‘Devil in the White City’ Seems Cursed in Hollywood

Culture
Keanu Reeves and Tár director Todd Field leave the Hulu miniseries, nearly 20 years after someone first tried to adapt it to the screen

nbspLeonardo DiCaprio and Martin Scorsese at The Aviator screening at the seventh Marrakech International Film Festival...

 Leonardo DiCaprio and Martin Scorsese at The Aviator screening at the seventh Marrakech International Film Festival, 08 December 2007.Abdelhak Senna/AFP via Getty Images

The Devil in the White City is a terrific piece of literary nonfiction, the kind that would, theoretically, make a no-brainer smash film, and a likely Academy Award contender at that. Erik Larson’s 2003 New York Times bestseller tells the parallel true stories of architect Daniel Burnham, who was instrumental to the building of the 1893 Chicago World’s Fair, and depraved serial killer H.H. Holmes. With the two Chicago-set narratives intertwined, Devil in the White City offered a riveting story that appealed to true crime fanatics, history buffs, and casual audiences alike.

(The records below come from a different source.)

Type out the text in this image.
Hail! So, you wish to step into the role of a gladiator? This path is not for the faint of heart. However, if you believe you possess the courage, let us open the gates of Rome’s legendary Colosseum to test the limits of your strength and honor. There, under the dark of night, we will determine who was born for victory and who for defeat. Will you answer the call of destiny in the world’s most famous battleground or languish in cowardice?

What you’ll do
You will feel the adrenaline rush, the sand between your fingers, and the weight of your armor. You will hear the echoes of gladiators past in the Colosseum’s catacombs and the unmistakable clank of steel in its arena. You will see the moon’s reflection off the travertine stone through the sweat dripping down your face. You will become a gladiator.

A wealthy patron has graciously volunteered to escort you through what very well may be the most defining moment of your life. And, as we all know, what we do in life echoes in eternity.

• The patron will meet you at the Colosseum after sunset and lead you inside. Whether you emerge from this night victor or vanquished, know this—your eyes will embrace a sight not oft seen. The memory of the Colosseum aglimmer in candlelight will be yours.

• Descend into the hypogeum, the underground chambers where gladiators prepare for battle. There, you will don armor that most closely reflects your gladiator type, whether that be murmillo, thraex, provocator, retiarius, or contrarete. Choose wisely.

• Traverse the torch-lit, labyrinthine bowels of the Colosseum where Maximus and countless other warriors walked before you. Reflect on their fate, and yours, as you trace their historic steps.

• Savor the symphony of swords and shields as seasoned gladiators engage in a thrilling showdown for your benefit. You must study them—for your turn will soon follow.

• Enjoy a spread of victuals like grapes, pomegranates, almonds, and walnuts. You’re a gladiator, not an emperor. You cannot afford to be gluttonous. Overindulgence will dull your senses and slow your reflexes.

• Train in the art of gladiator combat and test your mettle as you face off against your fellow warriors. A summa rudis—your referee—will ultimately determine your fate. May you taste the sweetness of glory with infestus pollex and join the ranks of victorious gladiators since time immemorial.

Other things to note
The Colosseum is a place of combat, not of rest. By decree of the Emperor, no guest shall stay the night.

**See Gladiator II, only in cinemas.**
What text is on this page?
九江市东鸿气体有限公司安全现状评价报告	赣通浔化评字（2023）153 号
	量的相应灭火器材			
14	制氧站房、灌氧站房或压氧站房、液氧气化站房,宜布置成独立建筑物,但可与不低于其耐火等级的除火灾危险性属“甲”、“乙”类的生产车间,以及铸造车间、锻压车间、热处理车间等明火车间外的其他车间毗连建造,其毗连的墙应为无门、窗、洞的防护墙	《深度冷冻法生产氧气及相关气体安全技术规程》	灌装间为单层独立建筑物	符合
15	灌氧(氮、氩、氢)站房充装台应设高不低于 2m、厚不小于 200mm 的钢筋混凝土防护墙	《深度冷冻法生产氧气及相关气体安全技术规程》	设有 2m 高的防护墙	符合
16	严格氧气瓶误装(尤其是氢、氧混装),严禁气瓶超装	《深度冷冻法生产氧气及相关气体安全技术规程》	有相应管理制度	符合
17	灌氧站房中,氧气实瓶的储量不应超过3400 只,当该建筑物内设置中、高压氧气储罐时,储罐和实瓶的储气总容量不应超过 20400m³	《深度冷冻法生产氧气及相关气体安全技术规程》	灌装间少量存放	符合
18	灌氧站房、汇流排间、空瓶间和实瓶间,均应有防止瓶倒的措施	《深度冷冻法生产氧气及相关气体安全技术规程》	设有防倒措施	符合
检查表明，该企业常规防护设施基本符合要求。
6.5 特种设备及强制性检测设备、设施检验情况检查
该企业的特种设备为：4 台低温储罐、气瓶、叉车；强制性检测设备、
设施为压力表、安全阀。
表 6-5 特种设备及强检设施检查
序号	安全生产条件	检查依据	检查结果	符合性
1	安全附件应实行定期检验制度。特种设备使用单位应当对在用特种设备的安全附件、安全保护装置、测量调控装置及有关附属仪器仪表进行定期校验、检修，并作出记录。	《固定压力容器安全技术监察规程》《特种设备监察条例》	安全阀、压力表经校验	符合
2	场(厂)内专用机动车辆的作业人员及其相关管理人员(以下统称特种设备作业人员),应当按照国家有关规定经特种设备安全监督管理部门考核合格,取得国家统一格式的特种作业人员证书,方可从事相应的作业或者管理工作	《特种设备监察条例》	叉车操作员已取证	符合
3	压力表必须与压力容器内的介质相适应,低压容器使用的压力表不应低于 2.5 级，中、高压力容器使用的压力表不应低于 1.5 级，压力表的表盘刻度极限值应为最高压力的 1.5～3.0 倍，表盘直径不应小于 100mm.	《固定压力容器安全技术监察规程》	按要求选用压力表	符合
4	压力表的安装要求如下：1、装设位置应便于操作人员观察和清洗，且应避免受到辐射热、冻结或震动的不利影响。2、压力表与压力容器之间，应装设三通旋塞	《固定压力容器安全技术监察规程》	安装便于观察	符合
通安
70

But the book’s journey to the screen (first silver, now small) has been longer and more cumbersome than building the World’s Fair itself. And it just added another chapter with the departure of Tár director Todd Field: Variety has reported that Field has left the book-turned-movie-turned-limited-series project, just a day after the news broke that the project’s star, Keanu Reeves, walked away.

The book was an in-demand property in Hollywood from the moment it came out. Around the time of its release, Tom Cruise and Kathryn Bigelow were working on adapting it, though that never came to fruition. In 2010, Leonardo DiCaprio acquired the film rights after years of interest. DiCaprio was reported to be playing H.H. Holmes, who confessed to 27 killings, although the exact number and nature of his murders is a subject of debate. In 2015, DiCaprio’s frequent collaborator Martin Scorsese came aboard to helm the epic film, with screenwriter Billy Ray (State of Play, Captain Phillips) set to pen the script. (Somewhere in there David Fincher had interest, too, though that never picked up serious traction.)

Then, in 2019, Variety reported that the adaptation shifted from a feature film to a miniseries that DiCaprio and Scorsese would produce for Hulu. Sam Show, who created and wrote for Hulu’s Stephen King adaptation Castle Rock as well as WGN America’s 1940s period drama Manhattan, was pegged as the showrunner.

News slowed for a few years, but in January 2022, Deadline reported that Keanu Reeves was in talks to join for what would be his first major leading TV role. Reeves officially joined the project in early August, and Collider said that production was slated to begin in March 2023 in Chicago.

On October 7, Variety broke the news that Reeves would no longer be starring in the show, marking the departure of another leading man and plunging Devil in the White City back into developmental purgatory. With Field now out, too, the show finds itself without a headlining star or a behind-the-camera auteur, and back into what the entertainment industry calls “development hell.”

Reeves has the fourth John Wick film due out next year, and may direct an adaptation of the BRZRKR comic book he co-created. Field, meanwhile, is celebrating the release of Tár, a classical music drama starring Cate Blanchett that has earned tremendous critical praise. This isn’t Field’s first experience with a book adaptation that never got off the ground. A few years ago, he had been attached to Purity, a limited series with Daniel Craig that was based on the popular Jonathan Franzen book, but it never reached the filming stage.